Garrity’s stout also contains what brewers call chocolate malt, a roasted barley that contains no chocolate, but is roasted dark enough to produce profound cocoa-like flavors. You’ll find it in many chocolate beers, which may or may not contain actual chocolate. Lower Forge Brewery in Medford makes its Irish Twins Chocolate Stout with chocolate malt, but no actual chocolate.

When Augie Carton of Carton Brewing in Atlantic Highlands set out to produce Cupid, a chocolate stout, he used cocoa nibs and powder, but it didn’t work. Finally, he took those out and subbed chocolate malt, retaining the rose petals that had been in the formula (for their aromatics) from the start. Bingo! (On the other hand, two Carton beers, Cosmonaut and Sundae, each made with freeze-dried chocolate ice cream, work just fine.)
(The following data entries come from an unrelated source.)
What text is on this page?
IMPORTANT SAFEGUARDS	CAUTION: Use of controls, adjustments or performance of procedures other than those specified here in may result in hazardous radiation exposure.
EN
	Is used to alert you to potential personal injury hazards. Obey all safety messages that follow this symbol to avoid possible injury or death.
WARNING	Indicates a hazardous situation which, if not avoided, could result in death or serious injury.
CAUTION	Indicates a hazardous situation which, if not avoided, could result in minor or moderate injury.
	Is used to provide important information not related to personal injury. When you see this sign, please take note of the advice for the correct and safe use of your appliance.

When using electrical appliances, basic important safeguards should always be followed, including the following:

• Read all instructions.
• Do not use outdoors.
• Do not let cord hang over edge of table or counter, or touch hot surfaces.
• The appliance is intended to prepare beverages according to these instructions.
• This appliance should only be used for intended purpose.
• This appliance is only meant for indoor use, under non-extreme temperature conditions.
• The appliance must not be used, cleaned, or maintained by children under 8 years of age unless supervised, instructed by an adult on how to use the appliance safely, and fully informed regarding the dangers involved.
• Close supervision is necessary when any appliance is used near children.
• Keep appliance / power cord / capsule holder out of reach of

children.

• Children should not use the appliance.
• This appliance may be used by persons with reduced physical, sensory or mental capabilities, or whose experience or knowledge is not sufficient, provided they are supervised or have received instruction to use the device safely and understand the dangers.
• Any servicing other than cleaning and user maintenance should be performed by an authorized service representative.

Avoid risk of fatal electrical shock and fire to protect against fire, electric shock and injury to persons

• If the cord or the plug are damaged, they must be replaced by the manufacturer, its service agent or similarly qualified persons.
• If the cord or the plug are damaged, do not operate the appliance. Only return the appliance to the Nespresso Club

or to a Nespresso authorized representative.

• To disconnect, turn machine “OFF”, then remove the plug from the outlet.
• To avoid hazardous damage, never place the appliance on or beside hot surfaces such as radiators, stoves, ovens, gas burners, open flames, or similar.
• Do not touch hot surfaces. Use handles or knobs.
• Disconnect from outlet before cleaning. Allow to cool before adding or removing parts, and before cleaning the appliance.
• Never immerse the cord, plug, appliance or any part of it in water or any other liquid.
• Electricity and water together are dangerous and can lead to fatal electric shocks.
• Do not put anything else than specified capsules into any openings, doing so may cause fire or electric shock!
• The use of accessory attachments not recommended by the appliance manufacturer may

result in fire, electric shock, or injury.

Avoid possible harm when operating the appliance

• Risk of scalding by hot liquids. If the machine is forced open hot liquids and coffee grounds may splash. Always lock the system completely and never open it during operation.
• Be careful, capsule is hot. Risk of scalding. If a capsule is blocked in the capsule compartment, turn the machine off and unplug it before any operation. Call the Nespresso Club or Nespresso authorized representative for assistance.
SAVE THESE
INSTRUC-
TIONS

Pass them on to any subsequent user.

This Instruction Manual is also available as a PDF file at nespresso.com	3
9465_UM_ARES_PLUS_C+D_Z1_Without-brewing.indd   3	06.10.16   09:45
My favorite chocolate beers are Mexican-style stouts, inspired by Aztec-style hot drinking chocolates. Eight & Sand Brewery in Woodbury won a silver medal for its chili-spiced Bad Hombre. Conclave Brewing in Flemington makes its Mexican Morning in limited quantities year-round. Ship Bottom Brewery in Beach Haven makes its Mexican Stout only in winter. Both are made with chocolate or cocoa nibs; Ship Bottom’s also contains coffee. “It hits you with waves of coffee and cinnamon,” says Ship Bottom president Robert Zarko, “and then moves onto the peppers and vanilla beans as the stout warms.”